2. The tool as claimed in claim 1 wherein said biased detent includes a spring biasing said detent towards an extended position.

3. The tool as claimed in claim 1 wherein said pivot includes a pin having a first and a second head.

4. The tool as claimed in claim 1 wherein said engagement portion includes a semi-circular shape.

5. The tool as claimed in claim 1 wherein said tool includes a lock buster.

6. The tool as claimed in claim 1 wherein said tool includes a bolt cutter

7. The tool as claimed in claim 1 wherein said tool includes a battering ram.

8. The tool as claimed in claim 1 wherein said second handle portion further includes a guidance bushing disposed proximate said first end.

9. The tool as claimed in claim 8 wherein said guidance bushing includes a first cavity having an aperture that corresponds to said first aperture in said first handle portion.

10. The tool as claimed in claim 9 wherein said guidance bushing further includes a second cavity having apertures that correspond to said second aperture in said second handle portion.

11. A tool having at least one handle comprising:

a first handle portion having:

a base disposed proximate a first end of said first handle portion;

a first, second, and at least a third support extending outward from said base such that said first and said second supports extend outward further than said third support;

a first and a second aperture disposed proximate a distal end of said first and said second supports, respectively;

a cavity disposed within said base having at least one opening disposed between said first, said second, and said third supports; and

a biased tab disposed within said cavity such that at least a portion of said biased tab extends through said opening in said cavity when said tool is not in an intermediary position;

a second handle portion having:

a third aperture disposed a spaced distance from a first end of said second handle portion;

a notch region disposed proximate said first end of said second handle portion; and

at least one bevel region disposed proximate said first end of said second handle portion beneath said notch region; and

a pivot adapted to be disposed through said first, said second, and said apertures whereby as said handle is extended from a collapsed position into an extended position, said bevel region at least partially depresses said biased tab within said cavity and whereby when said handle is in said extended position, said bevel region releases said biased tab and said biased tab is biased out of said cavity through said opening in said cavity and engages said notch region such that said first end of said second handle portion is disposed between said biased tab and said first, said second, and said third supports to form a rigid structure.

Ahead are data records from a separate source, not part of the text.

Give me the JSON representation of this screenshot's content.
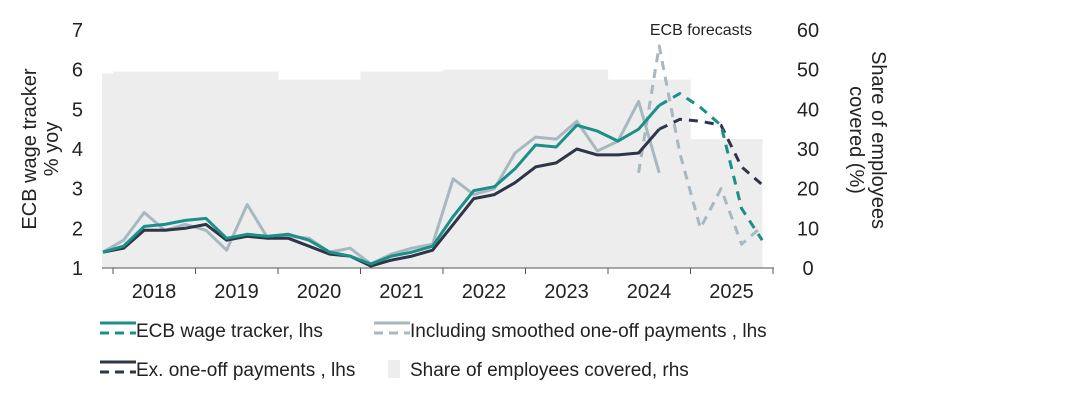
{
  "chart_data": {
    "type": "line",
    "title": "",
    "ylabel_left": [
      "ECB wage tracker",
      "% yoy"
    ],
    "ylabel_right": [
      "Share of employees",
      "covered (%)"
    ],
    "xlabel": "",
    "ylim_left": [
      1,
      7
    ],
    "yticks_left": [
      1,
      2,
      3,
      4,
      5,
      6,
      7
    ],
    "ylim_right": [
      0,
      60
    ],
    "yticks_right": [
      0,
      10,
      20,
      30,
      40,
      50,
      60
    ],
    "x_categories": [
      "2018",
      "2019",
      "2020",
      "2021",
      "2022",
      "2023",
      "2024",
      "2025"
    ],
    "x_quarters": [
      "2017Q4",
      "2018Q1",
      "2018Q2",
      "2018Q3",
      "2018Q4",
      "2019Q1",
      "2019Q2",
      "2019Q3",
      "2019Q4",
      "2020Q1",
      "2020Q2",
      "2020Q3",
      "2020Q4",
      "2021Q1",
      "2021Q2",
      "2021Q3",
      "2021Q4",
      "2022Q1",
      "2022Q2",
      "2022Q3",
      "2022Q4",
      "2023Q1",
      "2023Q2",
      "2023Q3",
      "2023Q4",
      "2024Q1",
      "2024Q2",
      "2024Q3",
      "2024Q4",
      "2025Q1",
      "2025Q2",
      "2025Q3",
      "2025Q4"
    ],
    "annotations": [
      {
        "text": "ECB forecasts",
        "at_quarter": "2024Q3"
      }
    ],
    "series": [
      {
        "name": "ECB wage tracker, lhs",
        "color": "#1a9089",
        "axis": "left",
        "style": "solid",
        "x_start": "2017Q4",
        "values": [
          1.4,
          1.55,
          2.05,
          2.1,
          2.2,
          2.25,
          1.75,
          1.85,
          1.8,
          1.85,
          1.7,
          1.4,
          1.3,
          1.1,
          1.3,
          1.4,
          1.55,
          2.3,
          2.95,
          3.05,
          3.5,
          4.1,
          4.05,
          4.6,
          4.45,
          4.2,
          4.5,
          5.1
        ]
      },
      {
        "name": "ECB wage tracker forecast",
        "color": "#1a9089",
        "axis": "left",
        "style": "dashed",
        "x_start": "2024Q3",
        "values": [
          5.1,
          5.4,
          5.05,
          4.6,
          2.5,
          1.7
        ]
      },
      {
        "name": "Including smoothed one-off payments , lhs",
        "color": "#a8b8c0",
        "axis": "left",
        "style": "solid",
        "x_start": "2017Q4",
        "values": [
          1.4,
          1.7,
          2.4,
          1.95,
          2.1,
          1.95,
          1.45,
          2.6,
          1.75,
          1.8,
          1.75,
          1.4,
          1.5,
          1.1,
          1.35,
          1.5,
          1.6,
          3.25,
          2.85,
          3.0,
          3.9,
          4.3,
          4.25,
          4.7,
          3.95,
          4.2,
          5.2,
          3.4
        ]
      },
      {
        "name": "Including smoothed one-off payments forecast",
        "color": "#a8b8c0",
        "axis": "left",
        "style": "dashed",
        "x_start": "2024Q2",
        "values": [
          3.4,
          6.6,
          3.9,
          2.0,
          3.0,
          1.6,
          2.05
        ]
      },
      {
        "name": "Ex. one-off payments , lhs",
        "color": "#2e3548",
        "axis": "left",
        "style": "solid",
        "x_start": "2017Q4",
        "values": [
          1.4,
          1.5,
          1.95,
          1.95,
          2.0,
          2.1,
          1.7,
          1.8,
          1.75,
          1.75,
          1.55,
          1.35,
          1.3,
          1.05,
          1.2,
          1.3,
          1.45,
          2.1,
          2.75,
          2.85,
          3.15,
          3.55,
          3.65,
          4.0,
          3.85,
          3.85,
          3.9,
          4.5
        ]
      },
      {
        "name": "Ex. one-off payments forecast",
        "color": "#2e3548",
        "axis": "left",
        "style": "dashed",
        "x_start": "2024Q3",
        "values": [
          4.5,
          4.75,
          4.7,
          4.6,
          3.55,
          3.1
        ]
      }
    ],
    "area_series": {
      "name": "Share of employees covered, rhs",
      "color": "#ededed",
      "axis": "right",
      "step": "quarterly",
      "x_start": "2017Q4",
      "values": [
        49,
        49.5,
        49.5,
        49.5,
        49.5,
        49.5,
        49.5,
        49.5,
        49.5,
        47.5,
        47.5,
        47.5,
        47.5,
        49.5,
        49.5,
        49.5,
        49.5,
        50,
        50,
        50,
        50,
        50,
        50,
        50,
        50,
        47.5,
        47.5,
        47.5,
        47.5,
        32.5,
        32.5,
        32.5,
        32.5
      ]
    },
    "legend_placement": "bottom",
    "grid": false
  },
  "legend": [
    {
      "label": "ECB wage tracker, lhs",
      "color": "#1a9089",
      "style": "solid-dashed"
    },
    {
      "label": "Including smoothed one-off payments , lhs",
      "color": "#a8b8c0",
      "style": "solid-dashed"
    },
    {
      "label": "Ex. one-off payments , lhs",
      "color": "#2e3548",
      "style": "solid-dashed"
    },
    {
      "label": "Share of employees covered, rhs",
      "color": "#ededed",
      "style": "patch"
    }
  ]
}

12. The tool as claimed in claim 11 wherein said biased tab includes a spring.

13. The tool as claimed in claim 11 wherein said biased tab moves substantially parallel to a longitudinal axis of said first handle portion.

14. The tool as claimed in claim 11 wherein said tab includes a lanyard.

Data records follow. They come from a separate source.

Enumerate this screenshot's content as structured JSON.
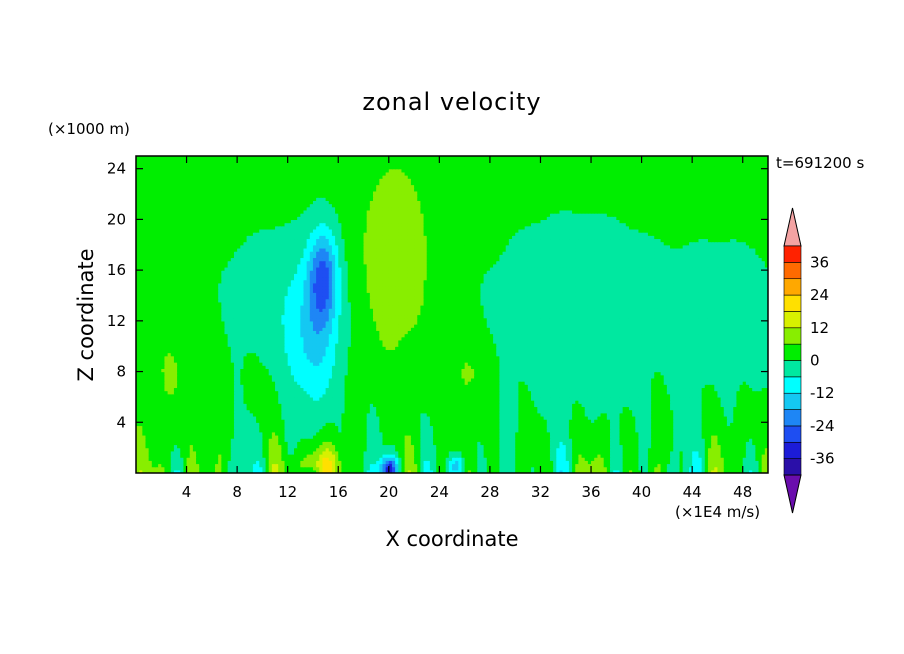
{
  "title": "zonal velocity",
  "z_unit": "(×1000 m)",
  "x_unit": "(×1E4 m/s)",
  "time_label": "t=691200 s",
  "chart_data": {
    "type": "heatmap",
    "title": "zonal velocity",
    "xlabel": "X coordinate",
    "ylabel": "Z coordinate",
    "xlim": [
      0,
      50
    ],
    "ylim": [
      0,
      25
    ],
    "x_ticks": [
      4,
      8,
      12,
      16,
      20,
      24,
      28,
      32,
      36,
      40,
      44,
      48
    ],
    "y_ticks": [
      4,
      8,
      12,
      16,
      20,
      24
    ],
    "colorbar": {
      "levels": [
        -42,
        -36,
        -30,
        -24,
        -18,
        -12,
        -6,
        0,
        6,
        12,
        18,
        24,
        30,
        36,
        42
      ],
      "colors": [
        "#6a0dad",
        "#2a0fa8",
        "#1c1cd8",
        "#1e4ef2",
        "#1e86f5",
        "#14c8f2",
        "#00ffff",
        "#00e8a0",
        "#00ee00",
        "#88ee00",
        "#d8f000",
        "#ffe000",
        "#ffa800",
        "#ff6a00",
        "#ff2200",
        "#f4a3a3"
      ],
      "tick_labels": [
        "36",
        "24",
        "12",
        "0",
        "-12",
        "-24",
        "-36"
      ],
      "tick_values": [
        36,
        24,
        12,
        0,
        -12,
        -24,
        -36
      ]
    },
    "approx_features": [
      {
        "feature": "negative jet core",
        "x": 14.5,
        "z": 17,
        "value": -24
      },
      {
        "feature": "positive band",
        "x": 20.5,
        "z": 18,
        "value": 12
      },
      {
        "feature": "near-surface minimum",
        "x": 20,
        "z": 0.5,
        "value": -36
      }
    ]
  }
}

15. The tool as claimed in claim 11 wherein said notch region includes an open top.

16. The tool as claimed in claim 11 wherein said notch region includes a groove or channel.

17. The tool as claimed in claim 11 wherein said tool is a pry bar.

18. The tool as claimed in claim 11 wherein said tool is a hammer.

19. The tool as claimed in claim 11 wherein said tool is a shovel.

20. The tool as claimed in claim 11 wherein said pivot includes a pin having a first and a second head.